Der Sozialverband VdK warnt vor einem Armutsproblem im Freistaat, das vor allem ältere Menschen betrifft: Jeder fünfte bayerische Rentner gilt demnach als armutsgefährdet, die Rentenzahlungen liegen im Durchschnitt deutlich niedriger als in anderen Bundesländern. "Hinter der schönen bayerischen Fassade sieht es in Wirklichkeit ganz anders aus", sagt Ulrike Mascher, Präsidentin des VdK.

Im Herbst dieses Jahres will der Verband eine bundesweite Kampagne gegen Sozialabbau starten. Außerdem fordert der VdK die Einsetzung eines Armutsbeauftragten, der - mit einem ähnlichen Status wie der Behindertenbeauftragte der Bundesregierung - alle Gesetzesentwürfe darauf überprüfen soll, welche Auswirkungen sie auf arme oder armutsgefährdete Menschen haben.

Durchschnittlich 983 Euro bekommt ein männlicher bayerischer Rentner im Monat. "Das ist der traurige letzte Platz", sagte Mascher. An der Spitze der Bundesländer stehen das Saarland und Nordrhein-Westfalen mit 1119 Euro. Frauen bekommen in Bayern durchschnittlich knapp 500 Euro Rente - in Berlin sind es 684. Heute schon würden mehr als 400.000 Rentner in Bayern unterhalb der Armutsgrenze leben, sagte Mascher. Das heißt, sie haben weniger als 60 Prozent des bundesweiten Durchschnittseinkommen zur Verfügung.

Fast jeder fünfte Rentner im Freistaat gilt zudem als armutsgefährdet - im Bundesschnitt seien es deutlich weniger. "Das sind oft Menschen, bei denen schon eine einzige größere Investition reicht, um in die Armut abzurutschen", sagte Mascher.

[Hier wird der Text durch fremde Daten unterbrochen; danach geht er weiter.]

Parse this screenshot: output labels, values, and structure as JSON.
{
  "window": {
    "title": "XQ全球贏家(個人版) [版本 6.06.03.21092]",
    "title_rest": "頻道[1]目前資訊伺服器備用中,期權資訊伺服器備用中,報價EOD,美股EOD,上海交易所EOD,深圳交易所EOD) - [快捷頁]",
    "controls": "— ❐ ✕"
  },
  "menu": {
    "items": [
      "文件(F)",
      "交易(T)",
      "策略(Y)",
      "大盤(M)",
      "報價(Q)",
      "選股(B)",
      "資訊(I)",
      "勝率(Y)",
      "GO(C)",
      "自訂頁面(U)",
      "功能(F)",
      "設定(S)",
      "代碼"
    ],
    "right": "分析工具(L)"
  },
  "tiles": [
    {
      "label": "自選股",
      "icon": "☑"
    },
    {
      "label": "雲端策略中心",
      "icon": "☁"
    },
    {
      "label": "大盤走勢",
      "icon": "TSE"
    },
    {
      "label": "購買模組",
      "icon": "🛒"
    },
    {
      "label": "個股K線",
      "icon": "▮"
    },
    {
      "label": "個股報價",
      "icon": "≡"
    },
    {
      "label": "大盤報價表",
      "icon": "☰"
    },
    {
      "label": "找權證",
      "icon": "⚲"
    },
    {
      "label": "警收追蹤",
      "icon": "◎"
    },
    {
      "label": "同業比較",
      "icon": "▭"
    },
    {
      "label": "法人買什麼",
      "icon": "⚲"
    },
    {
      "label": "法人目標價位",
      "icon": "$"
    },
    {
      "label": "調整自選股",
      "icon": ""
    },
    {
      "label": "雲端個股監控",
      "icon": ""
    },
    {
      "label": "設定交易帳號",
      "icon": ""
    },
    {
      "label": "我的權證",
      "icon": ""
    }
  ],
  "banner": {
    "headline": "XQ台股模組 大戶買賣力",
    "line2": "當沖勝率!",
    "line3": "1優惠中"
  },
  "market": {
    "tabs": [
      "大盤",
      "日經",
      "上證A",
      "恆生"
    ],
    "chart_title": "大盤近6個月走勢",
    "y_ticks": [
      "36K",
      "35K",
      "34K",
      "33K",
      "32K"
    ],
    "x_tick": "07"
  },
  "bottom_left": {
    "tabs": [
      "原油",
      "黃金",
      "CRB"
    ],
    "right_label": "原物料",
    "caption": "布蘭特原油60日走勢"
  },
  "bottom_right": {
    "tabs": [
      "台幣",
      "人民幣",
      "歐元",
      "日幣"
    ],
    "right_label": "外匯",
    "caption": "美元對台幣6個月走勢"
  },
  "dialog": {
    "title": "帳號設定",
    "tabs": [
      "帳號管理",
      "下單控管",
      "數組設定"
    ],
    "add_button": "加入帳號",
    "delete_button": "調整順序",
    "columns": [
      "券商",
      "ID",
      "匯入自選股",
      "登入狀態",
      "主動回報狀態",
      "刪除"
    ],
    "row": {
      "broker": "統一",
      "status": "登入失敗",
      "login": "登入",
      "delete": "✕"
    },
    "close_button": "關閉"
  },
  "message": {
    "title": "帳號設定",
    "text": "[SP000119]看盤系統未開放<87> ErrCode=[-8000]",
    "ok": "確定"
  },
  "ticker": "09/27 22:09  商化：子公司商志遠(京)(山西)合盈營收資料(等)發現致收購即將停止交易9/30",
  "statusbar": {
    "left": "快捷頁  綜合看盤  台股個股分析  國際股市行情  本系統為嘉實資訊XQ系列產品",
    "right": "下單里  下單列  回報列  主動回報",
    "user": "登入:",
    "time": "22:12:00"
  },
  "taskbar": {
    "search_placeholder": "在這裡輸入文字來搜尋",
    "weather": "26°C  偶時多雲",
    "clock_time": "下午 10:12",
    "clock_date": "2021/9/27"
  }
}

Ein kaputter Kühlschrank oder eine Dachreparatur werde für viele Rentner zum großen finanziellen Problem.

"Sozialer Sprengstoff"

Der VdK bezieht sich auf Zahlen aus dem aktuellen Sozialbericht der bayerischen Staatsregierung, der im Juni vorgestellt wurde. Mascher vermutet Kalkül dahinter, dass Sozialministerin Christine Haderthauer (CSU) ausgerechnet die Zeit der Fußball-WM für die Veröffentlichungen wählte: "So ging er im WM-Taumel unter." Dabei würde er "einigen sozialen Sprengstoff" enthalten.

Die auf Bundesebene gerade diskutierte Erhöhung des Rentenalters auf 67 Jahre würde das Armutsrisiko bei Senioren noch erhöhen, sagte die VdK-Präsidentin. Auch das in Berlin beschlossene Sparpaket trüge zu einer Verschärfung bei. Einige der Beschlüsse, wie etwa die Streichung des Heizkostenzuschusses für Wohngeldempfänger und die Zusatzbeiträge an die Krankenkassen "treffen die Älteren besonders hart", sagte die VdK-Präsidentin.

Für Herbst kündigte Mascher eine bundesweite Protestaktion "gegen den sozialen Kahlschlag" an. "Wir werden uns mit aller Macht wehren", sagte sie. Geplant sind neben Plakaten und Flyern auch Demonstrationen in mehreren bayerischen Städten. Eine erste Kundgebung ist bereits angesetzt: am 2. Oktober auf dem Würzburger Marktplatz.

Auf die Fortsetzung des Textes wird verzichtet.